China produces nearly half of all the chili peppers eaten worldwide. Most of that (primarily varieties of the bright red cayenne) is in the form of dried and ground product, says Gary Lucier, an agricultural economist with the U.S.D.A. China’s production is up so much that their peppers are seeping into the markets of producers from Korea to Mexico. Increasingly, most of the fresh chilies eaten in the U.S. are grown in Mexico, although they’re often shipped north of the border for packaging—sometimes at converted pepper farms.

While chilies are infamous for their heat, they’re far from a one-note ingredient. Chefs and gourmands prize them for the complex interplay of fruity, grassy, vegetal, and even floral flavors. With our tips, you won’t need innards of steel to take on the burn.

Taking the temperature
The heat of a chili is measured in Scoville Heat Units, which quantify the amount of capsaicin—a colorless, flavorless compound found primarily in the ribs and seeds of the fruit. New Mexicos and Anaheims, among the mildest of chilies, score 500 to 1,500 S.H.U.’s, respectively. Standard-issue jalapeños clock in at anywhere between 2,500 and 5,000, while the hottest chilies range from 100,000 to 350,000 S.H.U.’s. Chili extremists were abuzz last year over news that a new variety, the bhut jolokia from India, rang in at 1 million-plus S.H.U.’s.

Form and function
Chilies can be consumed fresh as well as smoked, dried, or ground into powder. In general, dried chilies taste hotter, since the capsaicin is concentrated in the dehydrated pepper. Many Indian curries and Mexican moles include chili in more than one form; the interplay of flavors and textures makes for a unique complexity.

Small but strong
As a rule of thumb, the smaller the chili, the hotter it is. New Mexican chilies, for instance, are large enough to stuff, and their bite is more mild than mind-boggling. The golf-pencil-size cayennes and slender red bird chilies that grow throughout Asia are legendary for giving curries and sauces their fire. The truly incendiary chilies tend to be the size of a large marble—like the habañero and the Scotch bonnet, both of which add kick to Caribbean and West Indian dishes.

Taming the beast
Not sure you can take the heat? Try chilies that have been blanched, pickled, or fried; all three methods neutralize the capsaicin and let the other flavors of the pepper come through.
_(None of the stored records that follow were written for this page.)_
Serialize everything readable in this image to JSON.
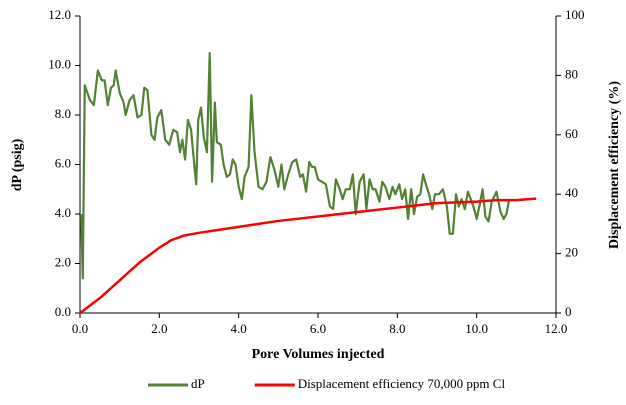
{
  "chart_data": {
    "type": "line",
    "x_label": "Pore Volumes injected",
    "y_label": "dP (psig)",
    "y2_label": "Displacement efficiency (%)",
    "xlim": [
      0,
      12
    ],
    "ylim": [
      0,
      12
    ],
    "y2lim": [
      0,
      100
    ],
    "xticks": [
      {
        "value": 0,
        "label": "0.0"
      },
      {
        "value": 2,
        "label": "2.0"
      },
      {
        "value": 4,
        "label": "4.0"
      },
      {
        "value": 6,
        "label": "6.0"
      },
      {
        "value": 8,
        "label": "8.0"
      },
      {
        "value": 10,
        "label": "10.0"
      },
      {
        "value": 12,
        "label": "12.0"
      }
    ],
    "yticks": [
      {
        "value": 0,
        "label": "0.0"
      },
      {
        "value": 2,
        "label": "2.0"
      },
      {
        "value": 4,
        "label": "4.0"
      },
      {
        "value": 6,
        "label": "6.0"
      },
      {
        "value": 8,
        "label": "8.0"
      },
      {
        "value": 10,
        "label": "10.0"
      },
      {
        "value": 12,
        "label": "12.0"
      }
    ],
    "y2ticks": [
      0,
      20,
      40,
      60,
      80,
      100
    ],
    "legend": "bottom",
    "series": [
      {
        "name": "dP",
        "color": "#538135",
        "x": [
          0.03,
          0.07,
          0.12,
          0.25,
          0.35,
          0.45,
          0.55,
          0.62,
          0.7,
          0.78,
          0.85,
          0.9,
          1.0,
          1.1,
          1.15,
          1.25,
          1.35,
          1.45,
          1.55,
          1.62,
          1.7,
          1.8,
          1.88,
          1.95,
          2.05,
          2.15,
          2.25,
          2.35,
          2.45,
          2.52,
          2.58,
          2.65,
          2.72,
          2.8,
          2.88,
          2.93,
          2.98,
          3.05,
          3.12,
          3.2,
          3.27,
          3.33,
          3.4,
          3.45,
          3.55,
          3.62,
          3.7,
          3.78,
          3.85,
          3.92,
          4.0,
          4.08,
          4.15,
          4.25,
          4.32,
          4.4,
          4.5,
          4.6,
          4.7,
          4.8,
          4.9,
          5.0,
          5.08,
          5.15,
          5.25,
          5.35,
          5.45,
          5.55,
          5.62,
          5.7,
          5.78,
          5.85,
          5.92,
          6.0,
          6.1,
          6.2,
          6.3,
          6.38,
          6.45,
          6.55,
          6.62,
          6.7,
          6.8,
          6.88,
          6.95,
          7.05,
          7.15,
          7.22,
          7.3,
          7.38,
          7.45,
          7.55,
          7.62,
          7.7,
          7.8,
          7.88,
          7.95,
          8.05,
          8.12,
          8.2,
          8.27,
          8.35,
          8.42,
          8.5,
          8.58,
          8.65,
          8.72,
          8.8,
          8.88,
          8.95,
          9.05,
          9.15,
          9.25,
          9.32,
          9.4,
          9.48,
          9.55,
          9.62,
          9.7,
          9.78,
          9.85,
          9.92,
          10.0,
          10.08,
          10.15,
          10.22,
          10.3,
          10.38,
          10.5,
          10.6,
          10.68,
          10.75,
          10.82
        ],
        "values": [
          4.0,
          1.4,
          9.2,
          8.6,
          8.4,
          9.8,
          9.4,
          9.4,
          8.4,
          9.1,
          9.2,
          9.8,
          8.9,
          8.5,
          8.0,
          8.6,
          8.8,
          7.9,
          8.0,
          9.1,
          9.0,
          7.2,
          7.0,
          7.9,
          8.2,
          7.0,
          6.8,
          7.4,
          7.3,
          6.5,
          7.0,
          6.2,
          7.8,
          7.4,
          6.0,
          5.2,
          7.8,
          8.3,
          7.1,
          6.5,
          10.5,
          5.3,
          8.5,
          6.9,
          6.8,
          6.0,
          5.5,
          5.6,
          6.2,
          6.0,
          5.1,
          4.6,
          5.5,
          5.9,
          8.8,
          6.5,
          5.1,
          5.0,
          5.3,
          6.3,
          5.8,
          5.1,
          6.0,
          5.0,
          5.6,
          6.1,
          6.2,
          5.5,
          5.6,
          4.9,
          6.1,
          5.9,
          5.9,
          5.4,
          5.3,
          5.2,
          4.3,
          4.2,
          5.4,
          5.0,
          4.6,
          5.0,
          5.0,
          5.6,
          4.0,
          5.3,
          5.6,
          4.2,
          5.4,
          5.0,
          5.0,
          4.5,
          5.3,
          5.1,
          4.6,
          5.1,
          4.8,
          5.2,
          4.6,
          5.0,
          3.8,
          5.0,
          4.0,
          4.7,
          4.8,
          5.6,
          5.2,
          4.8,
          4.2,
          4.8,
          4.8,
          5.0,
          4.3,
          3.2,
          3.2,
          4.8,
          4.3,
          4.6,
          4.2,
          4.9,
          4.6,
          4.3,
          3.8,
          4.4,
          5.0,
          3.9,
          3.7,
          4.5,
          4.9,
          4.1,
          3.8,
          4.0,
          4.6
        ]
      },
      {
        "name": "Displacement efficiency 70,000 ppm Cl",
        "color": "#ff0000",
        "axis": "y2",
        "x": [
          0,
          0.5,
          1.0,
          1.5,
          1.8,
          2.0,
          2.3,
          2.6,
          3.0,
          3.5,
          4.0,
          4.5,
          5.0,
          6.0,
          7.0,
          8.0,
          9.0,
          10.0,
          10.5,
          11.0,
          11.5
        ],
        "values": [
          0,
          5,
          11,
          17,
          20,
          22,
          24.5,
          26,
          27,
          28,
          29,
          30,
          31,
          32.5,
          34,
          35.5,
          37,
          37.5,
          38,
          38,
          38.5
        ]
      }
    ]
  }
}
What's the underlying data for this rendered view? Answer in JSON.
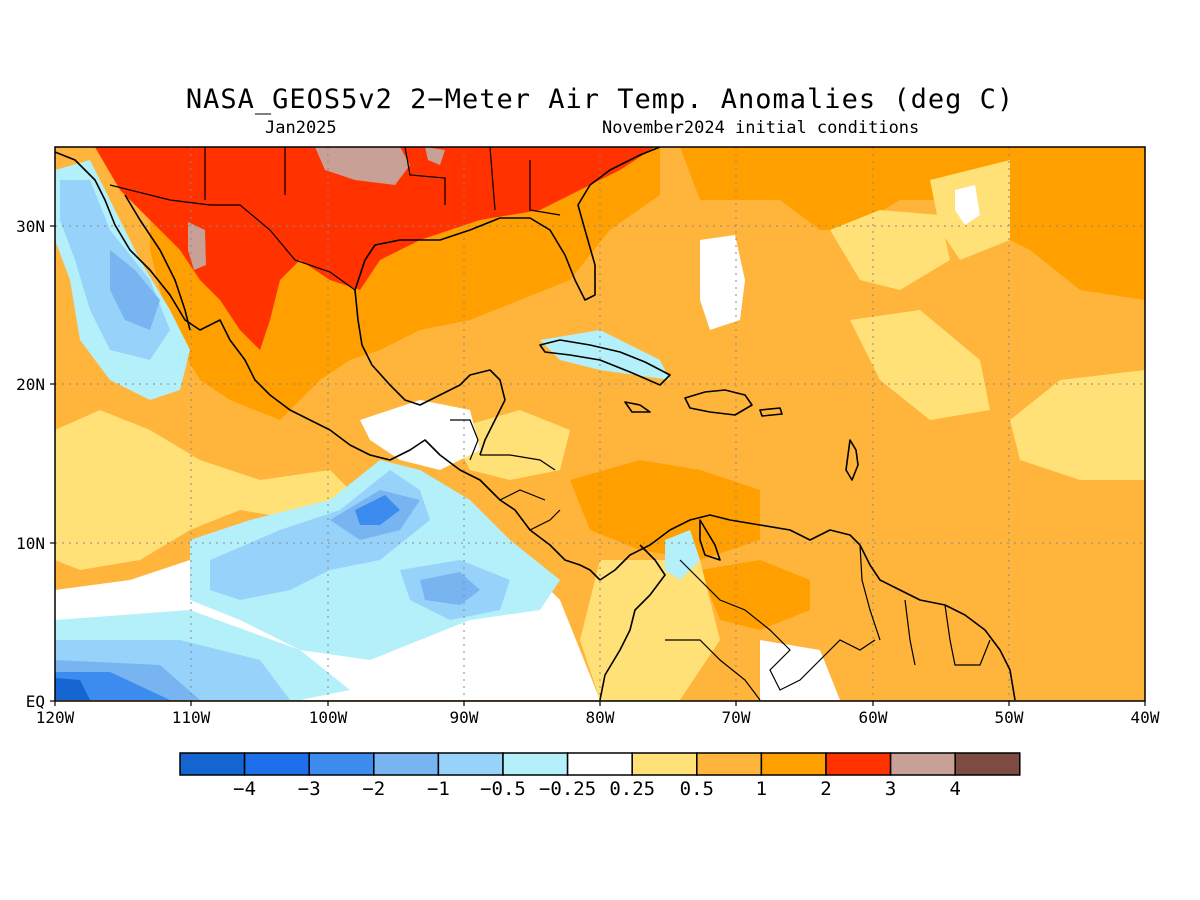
{
  "title": "NASA_GEOS5v2 2−Meter Air Temp. Anomalies (deg C)",
  "subtitle_left": "Jan2025",
  "subtitle_right": "November2024 initial conditions",
  "x_ticks": [
    "120W",
    "110W",
    "100W",
    "90W",
    "80W",
    "70W",
    "60W",
    "50W",
    "40W"
  ],
  "y_ticks": [
    "30N",
    "20N",
    "10N",
    "EQ"
  ],
  "colorbar": {
    "labels": [
      "−4",
      "−3",
      "−2",
      "−1",
      "−0.5",
      "−0.25",
      "0.25",
      "0.5",
      "1",
      "2",
      "3",
      "4"
    ],
    "colors": [
      "#1464d2",
      "#1e6eeb",
      "#3c8cf0",
      "#78b4f0",
      "#96d2fa",
      "#b4f0fa",
      "#ffffff",
      "#ffe178",
      "#ffb43c",
      "#ffa000",
      "#ff3200",
      "#c8a096",
      "#7d4b41"
    ]
  },
  "chart_data": {
    "type": "heatmap",
    "title": "NASA_GEOS5v2 2-Meter Air Temp. Anomalies (deg C)",
    "subtitle": [
      "Jan2025",
      "November2024 initial conditions"
    ],
    "variable": "2-Meter Air Temp. Anomalies",
    "units": "deg C",
    "lon_range": [
      -120,
      -40
    ],
    "lat_range": [
      0,
      35
    ],
    "x_ticks": [
      "120W",
      "110W",
      "100W",
      "90W",
      "80W",
      "70W",
      "60W",
      "50W",
      "40W"
    ],
    "y_ticks": [
      "30N",
      "20N",
      "10N",
      "EQ"
    ],
    "grid": true,
    "contour_levels": [
      -4,
      -3,
      -2,
      -1,
      -0.5,
      -0.25,
      0.25,
      0.5,
      1,
      2,
      3,
      4
    ],
    "regions": [
      {
        "area": "southern United States / northern Mexico",
        "anomaly_range": [
          2,
          3
        ]
      },
      {
        "area": "southern Great Plains patches",
        "anomaly_range": [
          3,
          4
        ]
      },
      {
        "area": "Gulf of Mexico / western Atlantic",
        "anomaly_range": [
          1,
          2
        ]
      },
      {
        "area": "central tropical Atlantic",
        "anomaly_range": [
          0.5,
          1
        ]
      },
      {
        "area": "Caribbean Sea",
        "anomaly_range": [
          0.5,
          2
        ]
      },
      {
        "area": "off Baja California",
        "anomaly_range": [
          -1,
          -0.25
        ]
      },
      {
        "area": "eastern tropical Pacific near 5-15N",
        "anomaly_range": [
          -2,
          -0.5
        ]
      },
      {
        "area": "equatorial Pacific near 115-120W",
        "anomaly_range": [
          -4,
          -2
        ]
      }
    ]
  }
}
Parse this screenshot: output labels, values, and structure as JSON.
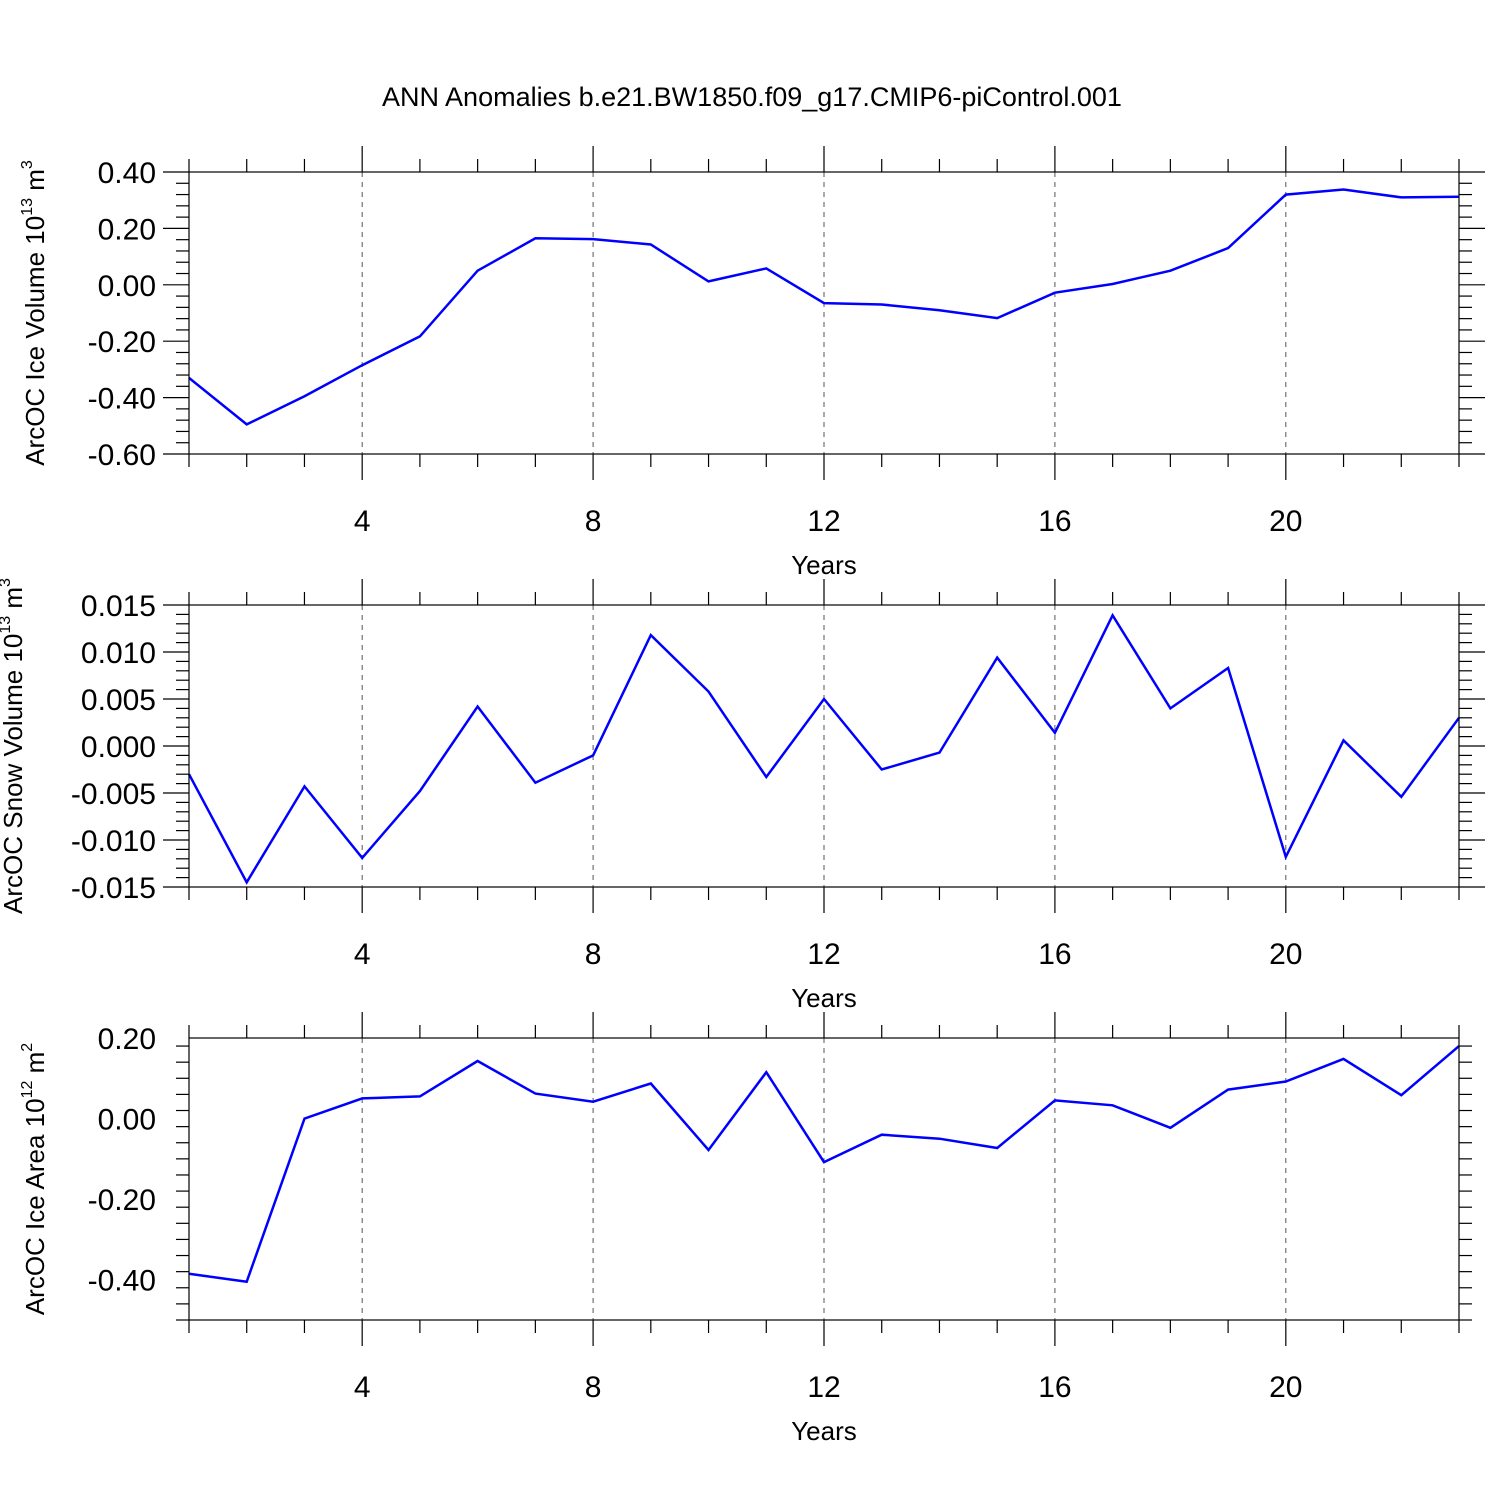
{
  "title": "ANN Anomalies b.e21.BW1850.f09_g17.CMIP6-piControl.001",
  "colors": {
    "series": "#0000ff",
    "grid": "#555555",
    "frame": "#000000"
  },
  "chart_data": [
    {
      "type": "line",
      "xlabel": "Years",
      "ylabel_text": "ArcOC Ice Volume 10",
      "ylabel_exp": "13",
      "ylabel_unit": " m",
      "ylabel_unit_exp": "3",
      "xlim": [
        1,
        23
      ],
      "ylim": [
        -0.6,
        0.4
      ],
      "xticks": [
        4,
        8,
        12,
        16,
        20
      ],
      "yticks": [
        -0.6,
        -0.4,
        -0.2,
        0.0,
        0.2,
        0.4
      ],
      "ytick_labels": [
        "-0.60",
        "-0.40",
        "-0.20",
        "0.00",
        "0.20",
        "0.40"
      ],
      "grid": "vertical dashed at major x ticks",
      "series": [
        {
          "x": [
            1,
            2,
            3,
            4,
            5,
            6,
            7,
            8,
            9,
            10,
            11,
            12,
            13,
            14,
            15,
            16,
            17,
            18,
            19,
            20,
            21,
            22,
            23
          ],
          "values": [
            -0.33,
            -0.495,
            -0.395,
            -0.285,
            -0.183,
            0.05,
            0.165,
            0.162,
            0.143,
            0.012,
            0.058,
            -0.065,
            -0.07,
            -0.09,
            -0.118,
            -0.028,
            0.003,
            0.05,
            0.13,
            0.32,
            0.338,
            0.31,
            0.312
          ]
        }
      ]
    },
    {
      "type": "line",
      "xlabel": "Years",
      "ylabel_text": "ArcOC Snow Volume 10",
      "ylabel_exp": "13",
      "ylabel_unit": " m",
      "ylabel_unit_exp": "3",
      "xlim": [
        1,
        23
      ],
      "ylim": [
        -0.015,
        0.015
      ],
      "xticks": [
        4,
        8,
        12,
        16,
        20
      ],
      "yticks": [
        -0.015,
        -0.01,
        -0.005,
        0.0,
        0.005,
        0.01,
        0.015
      ],
      "ytick_labels": [
        "-0.015",
        "-0.010",
        "-0.005",
        "0.000",
        "0.005",
        "0.010",
        "0.015"
      ],
      "grid": "vertical dashed at major x ticks",
      "series": [
        {
          "x": [
            1,
            2,
            3,
            4,
            5,
            6,
            7,
            8,
            9,
            10,
            11,
            12,
            13,
            14,
            15,
            16,
            17,
            18,
            19,
            20,
            21,
            22,
            23
          ],
          "values": [
            -0.003,
            -0.0145,
            -0.0043,
            -0.0119,
            -0.0048,
            0.0042,
            -0.0039,
            -0.001,
            0.0118,
            0.0058,
            -0.0033,
            0.005,
            -0.0025,
            -0.0007,
            0.0094,
            0.0014,
            0.0139,
            0.004,
            0.0083,
            -0.0118,
            0.0006,
            -0.0054,
            0.003
          ]
        }
      ]
    },
    {
      "type": "line",
      "xlabel": "Years",
      "ylabel_text": "ArcOC Ice Area 10",
      "ylabel_exp": "12",
      "ylabel_unit": " m",
      "ylabel_unit_exp": "2",
      "xlim": [
        1,
        23
      ],
      "ylim": [
        -0.5,
        0.2
      ],
      "xticks": [
        4,
        8,
        12,
        16,
        20
      ],
      "yticks": [
        -0.4,
        -0.2,
        0.0,
        0.2
      ],
      "ytick_labels": [
        "-0.40",
        "-0.20",
        "0.00",
        "0.20"
      ],
      "grid": "vertical dashed at major x ticks",
      "series": [
        {
          "x": [
            1,
            2,
            3,
            4,
            5,
            6,
            7,
            8,
            9,
            10,
            11,
            12,
            13,
            14,
            15,
            16,
            17,
            18,
            19,
            20,
            21,
            22,
            23
          ],
          "values": [
            -0.385,
            -0.405,
            0.0,
            0.05,
            0.055,
            0.143,
            0.062,
            0.042,
            0.087,
            -0.078,
            0.115,
            -0.108,
            -0.04,
            -0.05,
            -0.073,
            0.045,
            0.033,
            -0.023,
            0.072,
            0.092,
            0.148,
            0.058,
            0.18
          ]
        }
      ]
    }
  ]
}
Chili novices can also try milder varieties, such as the Anaheim or poblano chili. If your mouth is on fire, don’t reach for the water; capsaicin isn’t water soluble. Try milk, ice cream, or sour cream; the fat and protein in them subdue the compound.

The spice of life
While some chilies are eaten as a vegetable (such as cheese-stuffed chili rellenos), it’s far more common for these spicy pods to be used as a flavoring agent. Restaurateur Jean-Georges Vongerichten urges diners to think of chilies the way they think of salt. “In the right proportion, a little chili has the ability to snap the palate to attention, so other flavors actually become heightened.” Chilies have a particular affinity for sharp acids like citrus and vinegar, as well as grilled foods.

Bringing it home
When preparing a fresh chili, cut the heat by removing the seeds and ribs before chopping or dicing. Keep your hands away from your face, since capsaicin bonds to mucus membranes. And if you’re dealing with a super-hot variety like a habañero or Scotch bonnet, you might want to don rubber gloves to avoid skin irritation.

Just desserts
While most people think of chilies only in savory foods, the cacao-spiked moles of Oaxaca prove they go nicely with Mexico’s other famous culinary contribution: chocolate. Red chili adds another dimension of heat and spice to hot chocolate as well as chocolate desserts. A popular street snack in South Asia is tropical fruit sprinkled with salt, sugar, and powdered chili pepper, and some high-end U.S. chefs have embraced that frisson of flavor as well.